The job of NASA’s Transiting Exoplanet Survey Satellite is simply surreal. Imagine traveling a thousand years back in time, then explaining to someone how future scientists will have a machine that detects alien worlds floating at distances beyond the capacity of human comprehension.
That’s TESS.
Since 2018, this space-borne instrument has literally found thousands of exoplanets. We have eyes on one shaped like a rugby ball, another that seems covered in lava oceans and even an orb that rains glass — sideways.
On Wednesday, international scientists announced that one such foreign realm, dutifully hunted by TESS, may be covered in a blanket of life’s elixir: water.
I’m not sure about you, but I’m getting flashbacks to that scene in Interstellar where Cooper lands on a world with waves the size of skyscrapers.

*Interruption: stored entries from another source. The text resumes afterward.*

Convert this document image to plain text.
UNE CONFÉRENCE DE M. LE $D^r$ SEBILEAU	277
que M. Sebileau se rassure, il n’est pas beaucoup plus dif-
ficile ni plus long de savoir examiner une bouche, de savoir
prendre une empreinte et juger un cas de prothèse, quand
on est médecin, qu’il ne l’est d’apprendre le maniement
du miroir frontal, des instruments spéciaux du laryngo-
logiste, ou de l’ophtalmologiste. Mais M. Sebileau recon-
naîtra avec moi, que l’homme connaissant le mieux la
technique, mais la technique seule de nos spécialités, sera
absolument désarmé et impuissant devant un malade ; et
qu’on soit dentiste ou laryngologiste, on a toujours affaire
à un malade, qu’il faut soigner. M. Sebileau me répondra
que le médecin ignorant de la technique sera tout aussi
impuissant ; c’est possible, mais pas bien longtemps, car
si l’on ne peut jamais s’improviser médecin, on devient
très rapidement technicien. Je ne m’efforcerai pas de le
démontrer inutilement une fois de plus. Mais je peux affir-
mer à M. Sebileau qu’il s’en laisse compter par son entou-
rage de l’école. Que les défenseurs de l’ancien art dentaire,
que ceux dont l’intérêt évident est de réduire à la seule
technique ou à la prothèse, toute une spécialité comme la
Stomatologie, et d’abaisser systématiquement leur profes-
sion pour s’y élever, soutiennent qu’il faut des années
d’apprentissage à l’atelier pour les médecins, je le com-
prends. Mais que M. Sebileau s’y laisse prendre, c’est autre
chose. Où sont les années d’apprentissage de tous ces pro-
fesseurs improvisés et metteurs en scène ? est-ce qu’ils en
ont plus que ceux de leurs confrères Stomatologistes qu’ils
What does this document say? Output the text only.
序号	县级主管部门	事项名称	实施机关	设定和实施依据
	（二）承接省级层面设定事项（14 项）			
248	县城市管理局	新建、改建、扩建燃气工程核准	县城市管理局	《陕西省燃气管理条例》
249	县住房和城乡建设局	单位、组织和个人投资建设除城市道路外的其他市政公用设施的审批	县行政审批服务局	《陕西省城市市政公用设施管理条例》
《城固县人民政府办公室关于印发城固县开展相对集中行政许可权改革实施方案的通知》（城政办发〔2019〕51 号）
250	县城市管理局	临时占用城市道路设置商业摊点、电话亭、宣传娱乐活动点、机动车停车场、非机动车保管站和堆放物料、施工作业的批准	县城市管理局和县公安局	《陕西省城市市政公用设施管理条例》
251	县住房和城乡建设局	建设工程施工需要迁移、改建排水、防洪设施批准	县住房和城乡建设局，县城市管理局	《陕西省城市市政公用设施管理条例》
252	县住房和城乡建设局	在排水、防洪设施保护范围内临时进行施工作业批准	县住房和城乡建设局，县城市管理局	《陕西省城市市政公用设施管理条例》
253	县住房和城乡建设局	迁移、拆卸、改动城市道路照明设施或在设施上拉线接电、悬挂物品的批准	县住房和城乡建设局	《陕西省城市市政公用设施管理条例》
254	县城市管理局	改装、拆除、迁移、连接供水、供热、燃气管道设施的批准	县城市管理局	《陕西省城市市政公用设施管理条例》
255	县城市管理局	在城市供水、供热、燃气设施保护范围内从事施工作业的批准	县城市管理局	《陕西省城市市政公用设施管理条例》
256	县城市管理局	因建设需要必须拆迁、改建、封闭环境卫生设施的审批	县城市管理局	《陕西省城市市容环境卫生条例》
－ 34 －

This possible “ocean world,” according to the team’s study, published this month in The Astronomical Journal, lives some 100 light-years away from Earth, orbiting within a binary star system nestled into the Draco constellation. Named TOI-1452 b, it is suspected to be about 70% larger than our planet, to be roughly five times as massive, to spin to the rhythm of seven Earth days and to have a temperature neither too hot nor too cold for liquid water to exist on its surface.

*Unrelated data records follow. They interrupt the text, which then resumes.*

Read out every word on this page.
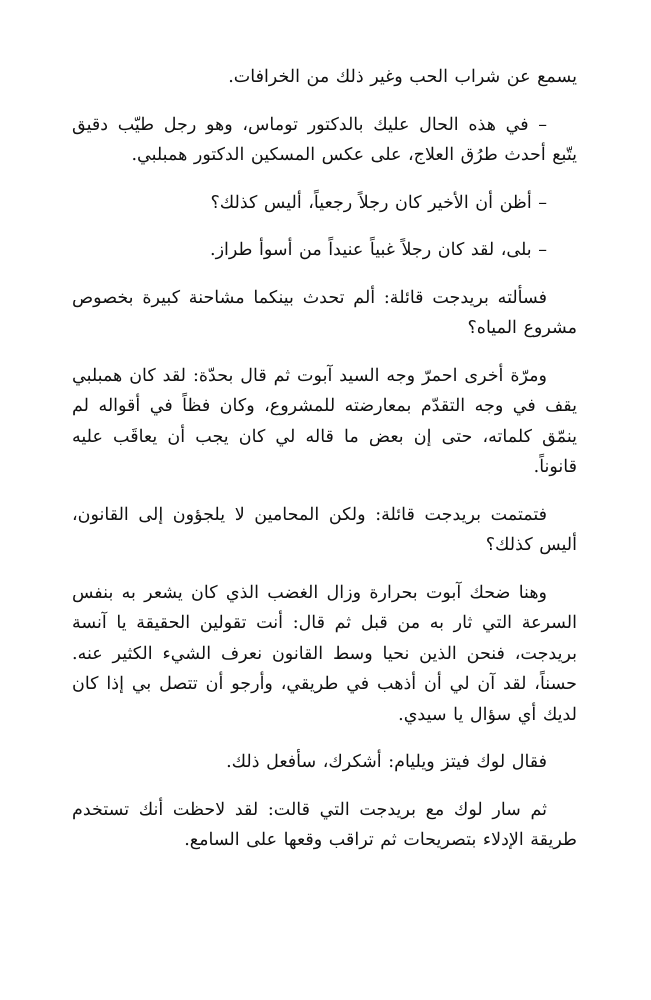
يسمع عن شراب الحب وغير ذلك من الخرافات.

– في هذه الحال عليك بالدكتور توماس، وهو رجل طيّب دقيق يتّبع أحدث طرُق العلاج، على عكس المسكين الدكتور همبلبي.

– أظن أن الأخير كان رجلاً رجعياً، أليس كذلك؟

– بلى، لقد كان رجلاً غبياً عنيداً من أسوأ طراز.

فسألته بريدجت قائلة: ألم تحدث بينكما مشاحنة كبيرة بخصوص مشروع المياه؟

ومرّة أخرى احمرّ وجه السيد آبوت ثم قال بحدّة: لقد كان همبلبي يقف في وجه التقدّم بمعارضته للمشروع، وكان فظاً في أقواله لم ينمّق كلماته، حتى إن بعض ما قاله لي كان يجب أن يعاقَب عليه قانوناً.

فتمتمت بريدجت قائلة: ولكن المحامين لا يلجؤون إلى القانون، أليس كذلك؟

وهنا ضحك آبوت بحرارة وزال الغضب الذي كان يشعر به بنفس السرعة التي ثار به من قبل ثم قال: أنت تقولين الحقيقة يا آنسة بريدجت، فنحن الذين نحيا وسط القانون نعرف الشيء الكثير عنه. حسناً، لقد آن لي أن أذهب في طريقي، وأرجو أن تتصل بي إذا كان لديك أي سؤال يا سيدي.

فقال لوك فيتز ويليام: أشكرك، سأفعل ذلك.

ثم سار لوك مع بريدجت التي قالت: لقد لاحظت أنك تستخدم طريقة الإدلاء بتصريحات ثم تراقب وقعها على السامع.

But the kicker is that its density appears to be consistent with having an incredibly deep ocean — either that, or it’s a huge rock with little to no atmosphere or potentially an atmosphere built with hydrogen and helium, according to NASA.

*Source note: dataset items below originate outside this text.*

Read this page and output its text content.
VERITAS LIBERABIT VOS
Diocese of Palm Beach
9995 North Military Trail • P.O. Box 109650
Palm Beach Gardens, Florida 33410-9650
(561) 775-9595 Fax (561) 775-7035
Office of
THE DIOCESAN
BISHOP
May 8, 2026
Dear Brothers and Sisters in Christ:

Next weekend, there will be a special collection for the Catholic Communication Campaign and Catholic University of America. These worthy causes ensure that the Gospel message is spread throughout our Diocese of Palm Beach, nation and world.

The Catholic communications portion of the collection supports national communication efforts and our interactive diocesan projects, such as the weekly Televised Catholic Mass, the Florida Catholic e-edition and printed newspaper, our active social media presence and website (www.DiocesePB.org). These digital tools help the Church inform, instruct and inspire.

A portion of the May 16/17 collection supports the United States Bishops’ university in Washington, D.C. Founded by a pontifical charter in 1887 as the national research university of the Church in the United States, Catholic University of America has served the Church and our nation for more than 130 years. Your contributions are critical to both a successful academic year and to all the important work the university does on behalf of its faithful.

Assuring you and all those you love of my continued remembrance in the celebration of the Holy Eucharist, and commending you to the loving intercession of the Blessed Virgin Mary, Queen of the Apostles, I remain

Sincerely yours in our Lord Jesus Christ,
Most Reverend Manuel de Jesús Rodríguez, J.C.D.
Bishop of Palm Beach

“TOI-1452 b is one of the best candidates for an ocean planet that we have found to date,” Charles Cadieux, lead author of the study, doctoral student at the University of Montreal and member of the university’s Institute for Research on Exoplanets, said Wednesday in a press release. “Its radius and mass suggest a much lower density than what one would expect for a planet that is basically made up of metal and rock, like Earth.”
If this hypothesis is correct — that TOI-1452 b is fit to befall the dreams of Poseidon — it would be similar to some places in our own solar system. Enceladus, Saturn’s bright and frigid moon, is thought to host a global subsurface saltwater ocean beneath an icy shield. And Ganymede, one of Jupiter’s own glowing companions and the largest moon in our cosmic neighborhood, boasts its own frozen watery expanse.
Sound like a job for the Webb Space Telescope
Though exoplanet discoveries have been pouring in for the last few years, there’s an extra level of thrill when scientists find one today.
That’s because we now have the James Webb Space Telescope, another unbelievable machine that sits a million miles from Earth and decodes secrets of the universe — cosmic data hidden under the guise of infrared light.
“And, in a stroke of good fortune,” the press release states of TOI-1452 b, “it is located in a region of the sky that the telescope can observe year round.”
“Our observations with the Webb Telescope will be essential to better understanding TOI-1452 b,” René Doyon, director of the University of Montréal’s iREx, author of the recent study and member of the team behind one of the JWST’s major pieces of equipment, said in the release. “As soon as we can, we will book time on Webb to observe this strange and wonderful world.”
With JWST, Doyon and fellow researchers hope to study this exoplanet’s atmosphere in better detail and test whether it really is an awesome world of liquid water. Per the team, it is one of the few known temperate planets that exhibit characteristics consistent with an ocean planet. This is why it’s so tantalizing to muse about.
Furthermore, the reason TOI-1452 b is expected to have such a chill climate is that the star it orbits in the binary star system is much smaller than our sun, and doesn’t stray too far from the planet of interest. This ball of gas sits a distance from its star-partner equal to about two and a half times the distance between the sun and Pluto, the study authors say.
And fascinatingly, this whole situation was complex enough that TESS needed some backup to write the story of TOI-1452 b. Researchers needed to call on a few other high-tech instruments – which would also blow the minds of our hypothetical ancient audience – such as the Observatoire du Mont-Megantic’s PESTO camera. That device specializes in the red part of the electromagnetic spectrum.
“The OMM played a crucial role in confirming the nature of this signal and estimating the planet’s radius,” Cadieux said. “This was no routine check. We had to make sure the signal detected by TESS was really caused by an exoplanet circling TOI-1452, the largest of the two stars in that binary system.”
JWST, may this (water) world be your oyster.